Tallying temperature drops inside tornadoes

by Mary Caperton Morton
Tuesday, April 18, 2017

A tornado passes near the Scottsbluff, Neb., airport on June 27, 1955. Credit: National Archives and Records Administration.

The inside of a strong tornado is an intense place, with wind speeds of more than 450 kilometers per hour and dramatic drops in air pressure and temperature. But due to the dangerous unpredictability of such storms, few real-time measurements have been taken inside actual twisters. In a new study, researchers took a mathematical approach to circumvent the danger and calculate temperature changes inside tornadoes, offering a glimpse into how these violent storms operate.

“Monitoring the interior conditions of tornadoes is very difficult and dangerous. Researchers have been killed trying, and conditions are so extreme that instruments are often damaged,” says Georgios Vatistas, an engineer at Concordia University in Montreal and lead author of the new study, published in the Journal of Aircraft.
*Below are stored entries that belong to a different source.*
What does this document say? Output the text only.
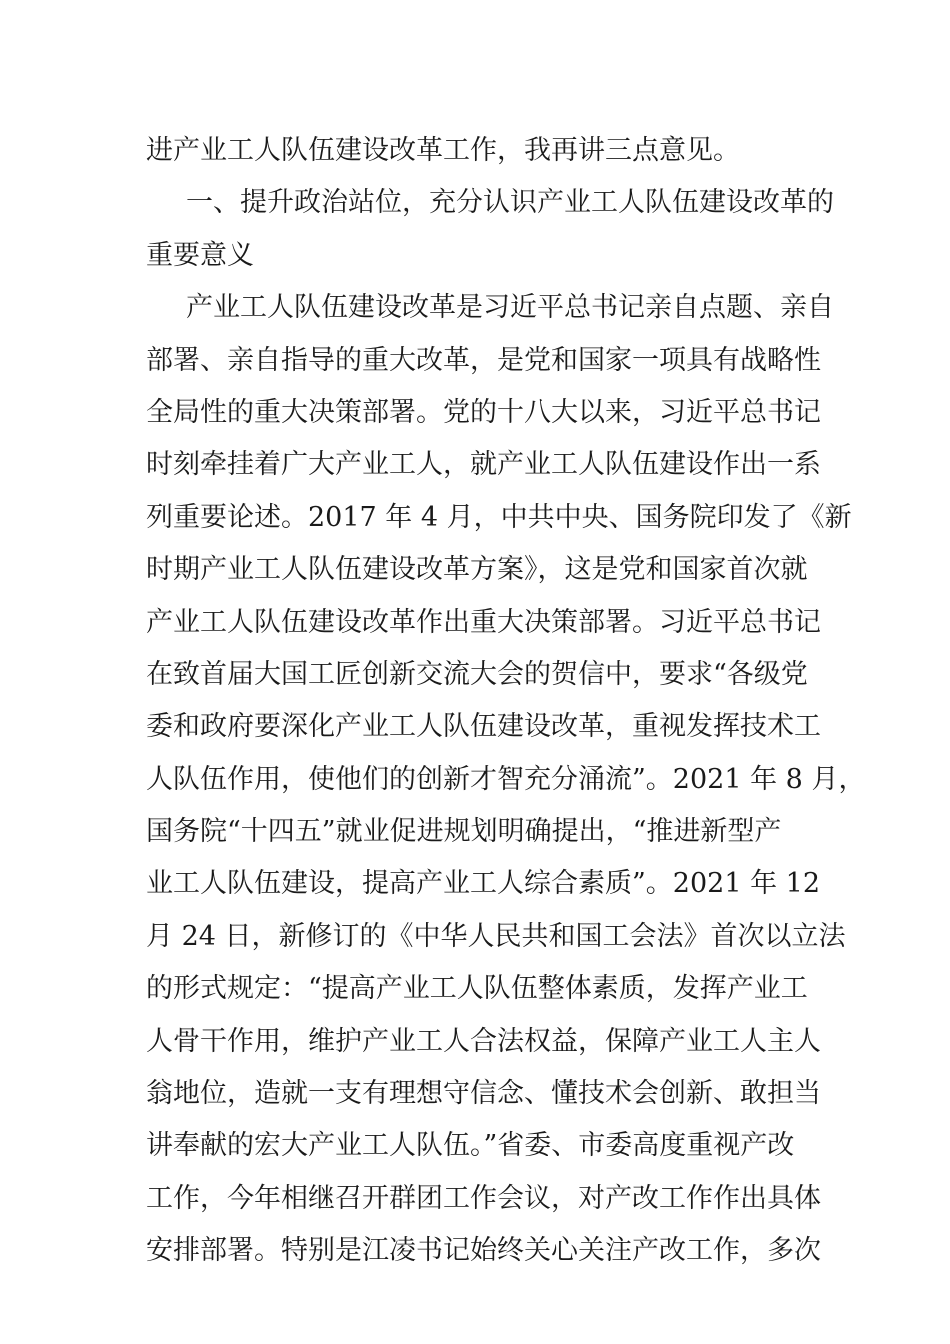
进产业工人队伍建设改革工作，我再讲三点意见。
一、提升政治站位，充分认识产业工人队伍建设改革的
重要意义
产业工人队伍建设改革是习近平总书记亲自点题、亲自
部署、亲自指导的重大改革，是党和国家一项具有战略性
全局性的重大决策部署。党的十八大以来，习近平总书记
时刻牵挂着广大产业工人，就产业工人队伍建设作出一系
列重要论述。2017 年 4 月，中共中央、国务院印发了《新
时期产业工人队伍建设改革方案》，这是党和国家首次就
产业工人队伍建设改革作出重大决策部署。习近平总书记
在致首届大国工匠创新交流大会的贺信中，要求“各级党
委和政府要深化产业工人队伍建设改革，重视发挥技术工
人队伍作用，使他们的创新才智充分涌流”。2021 年 8 月，
国务院“十四五”就业促进规划明确提出，“推进新型产
业工人队伍建设，提高产业工人综合素质”。2021 年 12
月 24 日，新修订的《中华人民共和国工会法》首次以立法
的形式规定：“提高产业工人队伍整体素质，发挥产业工
人骨干作用，维护产业工人合法权益，保障产业工人主人
翁地位，造就一支有理想守信念、懂技术会创新、敢担当
讲奉献的宏大产业工人队伍。”省委、市委高度重视产改
工作，今年相继召开群团工作会议，对产改工作作出具体
安排部署。特别是江凌书记始终关心关注产改工作，多次
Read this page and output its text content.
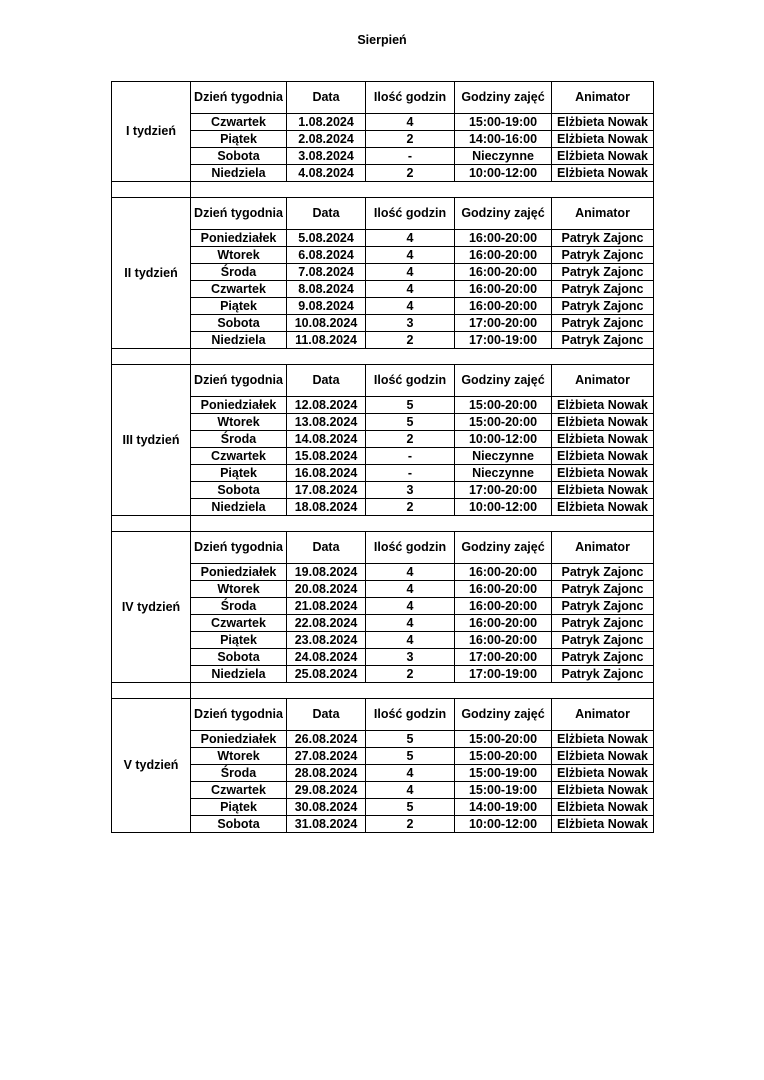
Sierpień
I tydzień	Dzień tygodnia	Data	Ilość godzin	Godziny zajęć	Animator
	Czwartek	1.08.2024	4	15:00-19:00	Elżbieta Nowak
	Piątek	2.08.2024	2	14:00-16:00	Elżbieta Nowak
	Sobota	3.08.2024	-	Nieczynne	Elżbieta Nowak
	Niedziela	4.08.2024	2	10:00-12:00	Elżbieta Nowak

II tydzień	Dzień tygodnia	Data	Ilość godzin	Godziny zajęć	Animator
	Poniedziałek	5.08.2024	4	16:00-20:00	Patryk Zajonc
	Wtorek	6.08.2024	4	16:00-20:00	Patryk Zajonc
	Środa	7.08.2024	4	16:00-20:00	Patryk Zajonc
	Czwartek	8.08.2024	4	16:00-20:00	Patryk Zajonc
	Piątek	9.08.2024	4	16:00-20:00	Patryk Zajonc
	Sobota	10.08.2024	3	17:00-20:00	Patryk Zajonc
	Niedziela	11.08.2024	2	17:00-19:00	Patryk Zajonc

III tydzień	Dzień tygodnia	Data	Ilość godzin	Godziny zajęć	Animator
	Poniedziałek	12.08.2024	5	15:00-20:00	Elżbieta Nowak
	Wtorek	13.08.2024	5	15:00-20:00	Elżbieta Nowak
	Środa	14.08.2024	2	10:00-12:00	Elżbieta Nowak
	Czwartek	15.08.2024	-	Nieczynne	Elżbieta Nowak
	Piątek	16.08.2024	-	Nieczynne	Elżbieta Nowak
	Sobota	17.08.2024	3	17:00-20:00	Elżbieta Nowak
	Niedziela	18.08.2024	2	10:00-12:00	Elżbieta Nowak

IV tydzień	Dzień tygodnia	Data	Ilość godzin	Godziny zajęć	Animator
	Poniedziałek	19.08.2024	4	16:00-20:00	Patryk Zajonc
	Wtorek	20.08.2024	4	16:00-20:00	Patryk Zajonc
	Środa	21.08.2024	4	16:00-20:00	Patryk Zajonc
	Czwartek	22.08.2024	4	16:00-20:00	Patryk Zajonc
	Piątek	23.08.2024	4	16:00-20:00	Patryk Zajonc
	Sobota	24.08.2024	3	17:00-20:00	Patryk Zajonc
	Niedziela	25.08.2024	2	17:00-19:00	Patryk Zajonc

V tydzień	Dzień tygodnia	Data	Ilość godzin	Godziny zajęć	Animator
	Poniedziałek	26.08.2024	5	15:00-20:00	Elżbieta Nowak
	Wtorek	27.08.2024	5	15:00-20:00	Elżbieta Nowak
	Środa	28.08.2024	4	15:00-19:00	Elżbieta Nowak
	Czwartek	29.08.2024	4	15:00-19:00	Elżbieta Nowak
	Piątek	30.08.2024	5	14:00-19:00	Elżbieta Nowak
	Sobota	31.08.2024	2	10:00-12:00	Elżbieta Nowak
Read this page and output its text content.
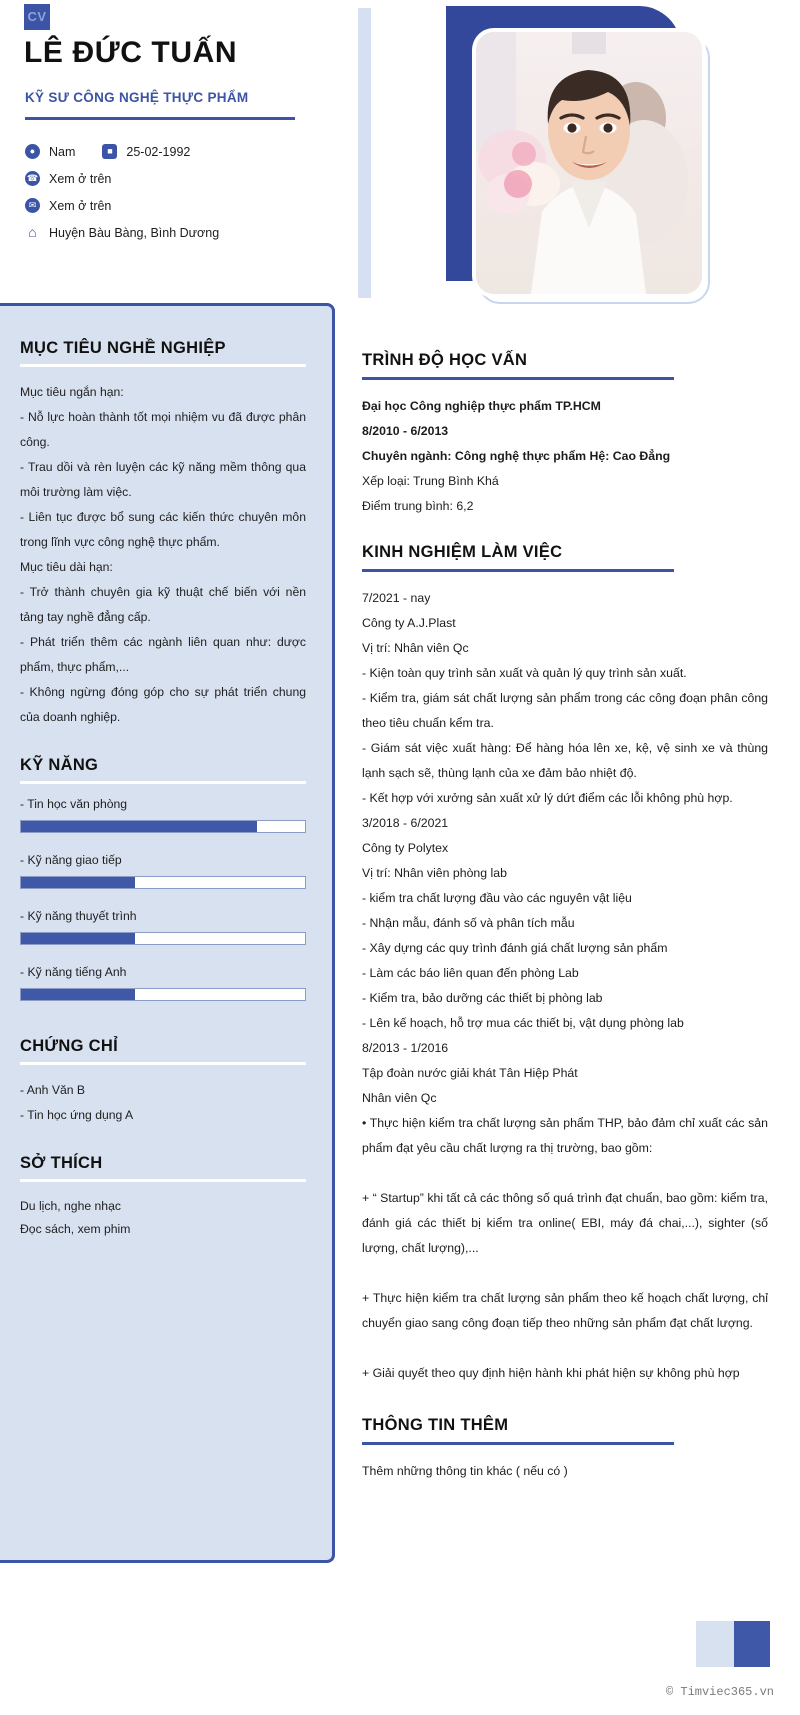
CV
LÊ ĐỨC TUẤN
KỸ SƯ CÔNG NGHỆ THỰC PHẨM
●	Nam	■	25-02-1992
☎ Xem ở trên
✉ Xem ở trên
⌂ Huyện Bàu Bàng, Bình Dương
MỤC TIÊU NGHỀ NGHIỆP
Mục tiêu ngắn hạn:
- Nỗ lực hoàn thành tốt mọi nhiệm vu đã được phân công.
- Trau dồi và rèn luyện các kỹ năng mềm thông qua môi trường làm việc.
- Liên tục được bổ sung các kiến thức chuyên môn trong lĩnh vực công nghệ thực phẩm.
Mục tiêu dài hạn:
- Trở thành chuyên gia kỹ thuật chế biến với nền tảng tay nghề đẳng cấp.
- Phát triển thêm các ngành liên quan như: dược phẩm, thực phẩm,...
- Không ngừng đóng góp cho sự phát triển chung của doanh nghiệp.
KỸ NĂNG
- Tin học văn phòng
- Kỹ năng giao tiếp
- Kỹ năng thuyết trình
- Kỹ năng tiếng Anh
CHỨNG CHỈ
- Anh Văn B
- Tin học ứng dụng A
SỞ THÍCH
Du lịch, nghe nhạc
Đọc sách, xem phim
TRÌNH ĐỘ HỌC VẤN
Đại học Công nghiệp thực phẩm TP.HCM
8/2010 - 6/2013
Chuyên ngành: Công nghệ thực phẩm Hệ: Cao Đẳng
Xếp loại: Trung Bình Khá
Điểm trung bình: 6,2
KINH NGHIỆM LÀM VIỆC
7/2021 - nay
Công ty A.J.Plast
Vị trí: Nhân viên Qc
- Kiện toàn quy trình sản xuất và quản lý quy trình sản xuất.
- Kiểm tra, giám sát chất lượng sản phẩm trong các công đoạn phân công theo tiêu chuẩn kểm tra.
- Giám sát việc xuất hàng: Để hàng hóa lên xe, kệ, vệ sinh xe và thùng lạnh sạch sẽ, thùng lạnh của xe đảm bảo nhiệt độ.
- Kết hợp với xưởng sản xuất xử lý dứt điểm các lỗi không phù hợp.
3/2018 - 6/2021
Công ty Polytex
Vị trí: Nhân viên phòng lab
- kiểm tra chất lượng đầu vào các nguyên vật liệu
- Nhận mẫu, đánh số và phân tích mẫu
- Xây dựng các quy trình đánh giá chất lượng sản phẩm
- Làm các báo liên quan đến phòng Lab
- Kiểm tra, bảo dưỡng các thiết bị phòng lab
- Lên kế hoạch, hỗ trợ mua các thiết bị, vật dụng phòng lab
8/2013 - 1/2016
Tập đoàn nước giải khát Tân Hiệp Phát
Nhân viên Qc
• Thực hiện kiểm tra chất lượng sản phẩm THP, bảo đảm chỉ xuất các sản phẩm đạt yêu cầu chất lượng ra thị trường, bao gồm:
+ “ Startup” khi tất cả các thông số quá trình đạt chuẩn, bao gồm: kiểm tra, đánh giá các thiết bị kiểm tra online( EBI, máy đá chai,...), sighter (số lượng, chất lượng),...
+ Thực hiện kiểm tra chất lượng sản phẩm theo kế hoạch chất lượng, chỉ chuyển giao sang công đoạn tiếp theo những sản phẩm đạt chất lượng.
+ Giải quyết theo quy định hiện hành khi phát hiện sự không phù hợp
THÔNG TIN THÊM
Thêm những thông tin khác ( nếu có )
© Timviec365.vn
So instead of relying on instrumentation to study the falling temperatures known to occur in tornadoes of all sizes, Vatistas and his colleagues used mathematical models. “Our intent was to look at the fundamental principles of intense vortexes and transfer the physical manifestations to mathematical equations,” Vatistas says. They approached it as a fluid mechanics problem, factoring in the conservation of mass and momentum and the ideal gas law to arrive at equations that describe the pressure, temperature and density of the violently revolving funnels.

Then, they tested the outputs of their equations to see if they matched the eyewitness observations made by three radio broadcasters who survived the funnel of a violent tornado in Scottsbluff, Neb., in 1955 by taking shelter in the basement of a stone building. All three reported frigid temperatures and difficulty breathing as the funnel, later rated as an EF4 on the Enhanced Fujita Scale, passed overhead. Vatistas and his colleagues calculated that temperatures inside the Scottsbluff funnel dropped from an ambient temperature of 27 degrees Celsius to a chilly 12 degrees Celsius. Furthermore, they found that the air density dropped to levels similar to those found in the “death zone” on mountains at elevations above 8,000 meters, explaining why the broadcasters had trouble breathing, Vatistas says.

Temperature drops in tornadoes have been known about for decades, but few studies have focused on elucidating this effect, says David Lewellen, an engineer at West Virginia University who was not involved in the new study. Mathematical models like those developed by Vatistas and colleagues can fill in data gaps for violent storms, he says.

“Tornadoes come in all different shapes, sizes and strengths. Even if you get excellent measurements from one tornado, it won’t tell you the whole story for all tornadoes,” Lewellen says. The new equations may help scientists better understand the range of variation from one storm to the next, he says. “Mathematical models can help us figure out what’s going on [across a range of storms].”

The work, however, is not likely to aid directly in predicting or tracking storms, he says. “The state of model simulations is pretty good these days. There’s a lot we understand fairly well, but other things we still don’t.” The most difficult challenges are to connect storm behaviors on different scales, under different conditions, and to predict which storm systems will generate tornadoes, he says.

The equations also have direct applications to engineering, Vatistas says, particularly in regard to refrigeration vortex tubes, which are used to cool cutting tools during machining, and with various electronic components. It also explains some of the temperature effects of the vortexes produced by airplane wings and helicopter blades.